Magnetic and Electric Field Spectra of Organic Crystals: Optical Measurements of Zero-Field Splittings

Abstract

The theory of the Zeeman and Stark effects in molecular crystal exciton bands is presented. The development emphasizes the role of the intermolecular potential in determining the spin alignments in the crystal, and it is shown that the interactions $V$ , and the projections of spins from one molecule onto those of another ${\mathrm{〈T}}_{\alpha }{\mathrm{\hspace{0.17em}|\hspace{0.17em}T}}_{\beta }〉$ , determine the crystal spin quantization in the absence of external fields through matrix elements of the type ${\mathrm{V\; 〈T}}_{\alpha }{\mathrm{\hspace{0.17em}|\hspace{0.17em}T}}_{\beta }〉$ . A complete anisotropic Zeeman study in weak and strong fields is presented for the benzophenone crystal. It is shown that relatively low‐resolution optical studies can be used to determine zero‐field splitting parameters to about 5% accuracy. The higher resolution studies have led to the assignments, and relative ordering of the twelve k = 0 exciton components of the ${}^3\mathrm{n\pi *}$ state of benzophenone crystals. These results are confirmed by Stark and Stark–Zeeman experiments which demonstrate the applicability of the theory outlined.
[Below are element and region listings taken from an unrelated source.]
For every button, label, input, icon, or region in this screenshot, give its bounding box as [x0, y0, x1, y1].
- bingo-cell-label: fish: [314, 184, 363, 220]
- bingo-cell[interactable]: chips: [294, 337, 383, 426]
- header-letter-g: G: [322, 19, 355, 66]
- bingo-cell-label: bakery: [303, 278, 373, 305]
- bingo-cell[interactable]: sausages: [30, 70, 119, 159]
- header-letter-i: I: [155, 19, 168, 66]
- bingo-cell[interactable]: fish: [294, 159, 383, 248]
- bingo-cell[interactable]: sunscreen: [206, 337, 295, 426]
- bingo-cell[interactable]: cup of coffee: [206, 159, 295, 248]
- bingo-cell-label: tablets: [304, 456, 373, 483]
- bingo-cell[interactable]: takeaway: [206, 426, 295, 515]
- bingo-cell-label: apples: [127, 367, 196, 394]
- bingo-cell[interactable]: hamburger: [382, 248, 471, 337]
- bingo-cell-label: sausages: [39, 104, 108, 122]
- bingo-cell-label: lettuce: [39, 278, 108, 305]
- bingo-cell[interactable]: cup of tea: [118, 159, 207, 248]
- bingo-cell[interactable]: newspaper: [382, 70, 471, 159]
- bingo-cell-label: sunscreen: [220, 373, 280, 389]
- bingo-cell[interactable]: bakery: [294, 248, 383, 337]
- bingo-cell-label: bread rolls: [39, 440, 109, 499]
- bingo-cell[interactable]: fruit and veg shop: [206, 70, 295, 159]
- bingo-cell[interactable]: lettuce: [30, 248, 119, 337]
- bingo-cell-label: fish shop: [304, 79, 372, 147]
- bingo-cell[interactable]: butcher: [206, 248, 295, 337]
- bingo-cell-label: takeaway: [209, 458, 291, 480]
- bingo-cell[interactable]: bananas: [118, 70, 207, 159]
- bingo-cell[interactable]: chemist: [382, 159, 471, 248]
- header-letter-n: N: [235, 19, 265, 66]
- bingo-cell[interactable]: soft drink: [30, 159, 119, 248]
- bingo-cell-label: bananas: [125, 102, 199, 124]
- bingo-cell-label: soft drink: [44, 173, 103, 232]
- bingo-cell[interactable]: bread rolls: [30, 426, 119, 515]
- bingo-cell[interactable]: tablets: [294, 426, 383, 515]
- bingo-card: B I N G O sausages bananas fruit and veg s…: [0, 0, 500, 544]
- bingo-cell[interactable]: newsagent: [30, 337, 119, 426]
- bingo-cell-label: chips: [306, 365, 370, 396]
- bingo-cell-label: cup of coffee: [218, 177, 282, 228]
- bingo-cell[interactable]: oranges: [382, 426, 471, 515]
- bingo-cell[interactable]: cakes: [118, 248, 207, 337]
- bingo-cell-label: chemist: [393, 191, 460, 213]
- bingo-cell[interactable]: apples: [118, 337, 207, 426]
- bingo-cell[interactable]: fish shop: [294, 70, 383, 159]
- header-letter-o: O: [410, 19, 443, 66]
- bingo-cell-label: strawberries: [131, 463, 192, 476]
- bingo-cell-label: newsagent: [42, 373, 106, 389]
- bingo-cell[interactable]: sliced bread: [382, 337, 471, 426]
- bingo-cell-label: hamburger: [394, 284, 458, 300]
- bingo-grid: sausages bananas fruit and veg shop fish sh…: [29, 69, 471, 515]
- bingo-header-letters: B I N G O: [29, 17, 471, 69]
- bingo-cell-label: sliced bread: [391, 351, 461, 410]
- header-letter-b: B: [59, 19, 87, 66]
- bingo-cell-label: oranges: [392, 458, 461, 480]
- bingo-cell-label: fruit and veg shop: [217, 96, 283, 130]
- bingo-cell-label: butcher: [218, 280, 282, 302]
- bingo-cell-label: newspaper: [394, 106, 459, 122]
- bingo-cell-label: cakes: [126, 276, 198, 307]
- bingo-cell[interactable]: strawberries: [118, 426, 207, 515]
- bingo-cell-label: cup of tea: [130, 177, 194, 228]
The final best set of molecular spin‐splitting parameters, and intermolecular matrix elements are $$\begin{array}{ccc}\text{X\hspace{0.17em}=\hspace{0.17em}−\hspace{0.17em}0.03,}& \text{Y\hspace{0.17em}=\hspace{0.17em}−\hspace{0.17em}0.09,}& \text{Z\hspace{0.17em}=\hspace{0.17em}+\hspace{0.17em}0.12}{\mathrm{cm}}^{\text{−1}}\\ V_{12}\text{\hspace{0.17em}=\hspace{0.17em}−\hspace{0.17em}0.23,}& V_{13}\text{\hspace{0.17em}=\hspace{0.17em}+\hspace{0.17em}0.03,}& V_{14}\text{\hspace{0.17em}=\hspace{0.17em}+\hspace{0.17em}0.07}{\mathrm{cm}}^{\text{−1}}.\end{array}$$ . The benzophenone crystal triplet exciton states, at k = 0, are close to those expected for strong spin coupling, but the similarity of magnitude of the $V$ terms and the spin splittings causes the pure excitonlike spin states to be slightly mixed at zero field.